5x + 6y = 18 solve for y
5x - 5x + 6y = 18 - 5x
6y = 18 - 5x
6y/6 = 18 + 5x/6
y = 3 - 5x/6

5x + 6(3 - 5x/6) = 18
5x + 18 - 30x/36 = 18
5x + 18 - 18 - 30x/36 = 18 -18
5x - 30x/6 = 0
30x/6 - 30x/6 = 0
x = 0

5(0) + 6y = 18
0 + 6y = 18
6y = 18
6y/6 = 18/6
y = 3

(0,3)

I will be so happy if I'm on the right trail.
• June 12th 2008, 08:43 PM
Mathnasium
Not quite. When you plug it back in, you get:

5x + 6(3 - 5x/6) = 18

5x + 18 - 5x = 18 (Note that [tex]6 \times \frac{5x}{6} = \frac{30x}{6} = 5x[\math].

18 = 18.

This means you've done it right - if you ended up with something like 12 = 18, you'd know you made a mistake.

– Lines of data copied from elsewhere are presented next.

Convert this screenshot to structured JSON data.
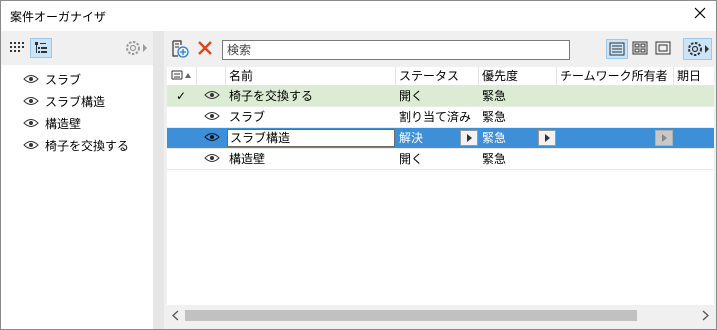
{
  "window": {
    "title": "案件オーガナイザ"
  },
  "left": {
    "tree_items": [
      {
        "label": "スラブ"
      },
      {
        "label": "スラブ構造"
      },
      {
        "label": "構造壁"
      },
      {
        "label": "椅子を交換する"
      }
    ]
  },
  "toolbar": {
    "search_placeholder": "検索"
  },
  "table": {
    "columns": {
      "name": "名前",
      "status": "ステータス",
      "priority": "優先度",
      "owner": "チームワーク所有者",
      "due": "期日"
    },
    "rows": [
      {
        "check": "✓",
        "name": "椅子を交換する",
        "status": "開く",
        "priority": "緊急"
      },
      {
        "check": "",
        "name": "スラブ",
        "status": "割り当て済み",
        "priority": "緊急"
      },
      {
        "check": "",
        "name": "スラブ構造",
        "status": "解決",
        "priority": "緊急"
      },
      {
        "check": "",
        "name": "構造壁",
        "status": "開く",
        "priority": "緊急"
      }
    ]
  },
  "colors": {
    "selected_row": "#3d8fd8",
    "checked_row": "#dcebd3",
    "delete_x": "#e3431c",
    "accent": "#2d7bd0"
  },
  "icons": [
    "close-icon",
    "grid-view-icon",
    "tree-view-icon",
    "gear-icon",
    "new-issue-icon",
    "delete-icon",
    "list-view-icon",
    "thumbnail-view-icon",
    "single-view-icon",
    "eye-icon",
    "sort-ascending-icon",
    "checkmark-icon",
    "arrow-right-icon",
    "arrow-left-icon"
  ]
}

The problem is NOT asking you to find numbers for x and y. The only thing you have to do when it says "solve for y" is to get y by itself and everything else on the other side. Your final answer is:

$y = 3 - \frac{5x}{6}$.

That's it!

Note that this does describe a relationship between x and y, and (0,3) does satisfy this relationship. However, note that there are an infinite number of combinations of x and y that work. If you put in, say, 6 for x, you get:

$y = 3 - \frac{30}{6} = 3 - 5 = -2$

so you get the point (6, -2).

If you were to graph ALL the points (there are an infinite number of them) that satisfy your equation, you'd get a straight line.